Da Redação
Em 15/10/2010 às 12:03
Uma sacola plástica com frascos de mercúrio metálico, produto altamente tóxico, foi abandonada em um terreno vazio no município de Rosana. Crianças acharam os frascos e levaram para casa. Até agora, foram identificadas pelo menos 50 pessoas com algum grau de contaminação, entre crianças e adultos.
Pai, mãe e seis crianças, com idades entre 2 e 12 anos, foram contaminados. Foram contaminadas ainda a avó das crianças, uma tia e dois primos. O produto, achado no dia 21 de junho passado, foi também levado para uma escola.
O grau de contaminação é mais elevado nas 12 pessoas da mesma família. Os casos mais graves são os de duas meninas, de 2 e 3 anos de idade, que foram internadas duas vezes com diarreia. Uma delas teve sangramento na gengiva. A alta da última internação, em Campinas, foi no último dia 1º de outubro.
A sala de aula onde o mercúrio foi manuseado foi desinfectada com enxofre. As duas casas da família - dos pais da criança e da avó - ficam lado a lado, e seguem interditadas.
“Eles mantiveram o mercúrio dentro de casa por pelo menos oito dias. Só perceberam o problema quando as crianças começaram a apresentar eritema na pele e diarreia. A mãe pegou o mercúrio e jogou fora, na mesma área onde tinham encontrado. Os profissionais de saúde fizeram o alerta e enviamos o Corpo de Bombeiros para fazer as buscas e o recolhimento do material”, conta o secretário de Saúde da cidade, David Rodrigues.

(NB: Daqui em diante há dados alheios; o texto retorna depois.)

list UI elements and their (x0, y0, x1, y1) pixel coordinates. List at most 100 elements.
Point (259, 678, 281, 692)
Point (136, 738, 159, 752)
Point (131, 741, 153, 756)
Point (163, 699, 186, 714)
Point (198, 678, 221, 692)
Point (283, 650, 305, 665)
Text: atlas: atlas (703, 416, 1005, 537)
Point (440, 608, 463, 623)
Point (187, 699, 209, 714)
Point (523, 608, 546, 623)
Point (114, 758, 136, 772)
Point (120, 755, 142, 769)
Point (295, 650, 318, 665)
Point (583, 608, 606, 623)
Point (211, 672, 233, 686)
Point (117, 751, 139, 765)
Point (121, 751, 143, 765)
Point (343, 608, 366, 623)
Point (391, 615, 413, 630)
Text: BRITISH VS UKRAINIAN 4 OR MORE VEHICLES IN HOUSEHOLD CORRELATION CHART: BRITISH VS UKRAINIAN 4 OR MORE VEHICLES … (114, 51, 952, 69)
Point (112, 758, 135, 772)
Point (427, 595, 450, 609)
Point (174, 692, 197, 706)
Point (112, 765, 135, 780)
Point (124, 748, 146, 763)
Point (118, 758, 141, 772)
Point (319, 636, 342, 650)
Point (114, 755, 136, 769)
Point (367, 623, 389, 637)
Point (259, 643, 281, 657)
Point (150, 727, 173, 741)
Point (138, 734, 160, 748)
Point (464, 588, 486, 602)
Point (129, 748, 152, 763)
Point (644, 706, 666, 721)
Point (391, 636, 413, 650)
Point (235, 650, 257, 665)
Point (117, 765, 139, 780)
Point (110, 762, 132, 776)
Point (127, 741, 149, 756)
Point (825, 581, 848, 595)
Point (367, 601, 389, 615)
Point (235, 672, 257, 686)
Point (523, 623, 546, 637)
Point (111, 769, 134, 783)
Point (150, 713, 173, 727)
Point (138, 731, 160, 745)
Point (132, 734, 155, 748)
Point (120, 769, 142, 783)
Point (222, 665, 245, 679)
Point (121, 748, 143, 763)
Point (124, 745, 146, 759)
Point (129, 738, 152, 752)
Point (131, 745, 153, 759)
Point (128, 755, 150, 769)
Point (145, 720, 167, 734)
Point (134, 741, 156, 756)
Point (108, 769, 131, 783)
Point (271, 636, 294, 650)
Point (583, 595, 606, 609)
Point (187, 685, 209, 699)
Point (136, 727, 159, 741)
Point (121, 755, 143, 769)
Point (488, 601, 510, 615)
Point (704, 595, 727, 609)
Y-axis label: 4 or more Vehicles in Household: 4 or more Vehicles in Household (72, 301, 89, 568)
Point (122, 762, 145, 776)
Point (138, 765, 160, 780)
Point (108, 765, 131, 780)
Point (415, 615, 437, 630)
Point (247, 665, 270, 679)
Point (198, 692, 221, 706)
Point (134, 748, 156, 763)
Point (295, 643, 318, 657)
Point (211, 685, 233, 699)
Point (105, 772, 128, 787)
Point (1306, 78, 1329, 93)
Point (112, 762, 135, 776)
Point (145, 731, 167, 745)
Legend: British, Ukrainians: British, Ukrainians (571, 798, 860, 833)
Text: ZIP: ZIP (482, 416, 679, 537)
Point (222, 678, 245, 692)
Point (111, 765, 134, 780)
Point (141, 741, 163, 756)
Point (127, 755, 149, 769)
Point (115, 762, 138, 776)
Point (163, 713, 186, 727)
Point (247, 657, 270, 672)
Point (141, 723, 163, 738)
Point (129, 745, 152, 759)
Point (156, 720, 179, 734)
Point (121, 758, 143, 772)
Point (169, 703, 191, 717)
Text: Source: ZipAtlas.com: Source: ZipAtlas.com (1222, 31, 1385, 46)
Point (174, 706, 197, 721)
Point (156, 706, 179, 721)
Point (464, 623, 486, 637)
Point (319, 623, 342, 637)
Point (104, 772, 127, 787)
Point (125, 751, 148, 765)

Ele diz que o mercúrio descartado irregularmente, pertencia, provavelmente, a uma clínica odontológica, pois junto com a sacola continha também próteses dentárias. Ele explica que o mercúrio, em pequena quantidade, é usado para fazer obturações de dente com amálgama.

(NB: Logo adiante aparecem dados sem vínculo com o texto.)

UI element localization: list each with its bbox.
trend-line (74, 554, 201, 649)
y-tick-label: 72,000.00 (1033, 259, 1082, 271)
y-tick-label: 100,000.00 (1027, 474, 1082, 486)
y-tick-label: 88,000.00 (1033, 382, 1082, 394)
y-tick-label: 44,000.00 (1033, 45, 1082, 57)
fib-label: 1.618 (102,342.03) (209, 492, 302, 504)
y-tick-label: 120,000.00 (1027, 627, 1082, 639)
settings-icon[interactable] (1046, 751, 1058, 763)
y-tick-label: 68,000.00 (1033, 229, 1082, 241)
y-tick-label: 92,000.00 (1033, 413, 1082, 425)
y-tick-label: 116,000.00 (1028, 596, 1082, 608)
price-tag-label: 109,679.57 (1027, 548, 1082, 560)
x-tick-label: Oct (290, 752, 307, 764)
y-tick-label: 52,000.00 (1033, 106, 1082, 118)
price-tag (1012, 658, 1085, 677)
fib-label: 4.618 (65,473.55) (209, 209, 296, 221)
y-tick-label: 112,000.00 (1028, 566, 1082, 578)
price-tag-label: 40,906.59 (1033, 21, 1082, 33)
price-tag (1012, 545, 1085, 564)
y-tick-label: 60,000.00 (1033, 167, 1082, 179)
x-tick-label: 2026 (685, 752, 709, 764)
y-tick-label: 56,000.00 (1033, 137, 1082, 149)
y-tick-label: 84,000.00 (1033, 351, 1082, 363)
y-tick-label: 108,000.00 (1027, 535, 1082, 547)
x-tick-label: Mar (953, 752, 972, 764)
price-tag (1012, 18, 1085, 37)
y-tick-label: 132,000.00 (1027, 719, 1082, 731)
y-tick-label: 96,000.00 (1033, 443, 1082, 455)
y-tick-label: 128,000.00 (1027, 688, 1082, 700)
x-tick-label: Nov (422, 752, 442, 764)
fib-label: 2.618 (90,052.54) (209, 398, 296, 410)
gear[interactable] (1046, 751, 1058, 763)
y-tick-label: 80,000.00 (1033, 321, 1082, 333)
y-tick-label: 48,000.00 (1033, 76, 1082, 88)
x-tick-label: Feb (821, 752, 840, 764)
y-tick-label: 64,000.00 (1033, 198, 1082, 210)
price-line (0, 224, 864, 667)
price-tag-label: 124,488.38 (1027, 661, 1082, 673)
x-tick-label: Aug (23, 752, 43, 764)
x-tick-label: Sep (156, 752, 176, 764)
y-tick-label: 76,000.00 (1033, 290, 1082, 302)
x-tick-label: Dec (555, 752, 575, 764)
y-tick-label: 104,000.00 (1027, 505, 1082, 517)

Apesar de ser identificado como material de consultório odontológico, o secretário afirma que não é possível saber se é de algum consultório da própria cidade, já que Rosana está na divisa com os estados de Paraná e Mato Grosso do Sul e o local onde o descarte foi feito é relativamente perto da rodovia.
Fabricado em 2002, o prazo de validade do mercúrio estava vencido desde 2007. O correto seria que o descarte fosse feito na Vigilância Sanitária do município.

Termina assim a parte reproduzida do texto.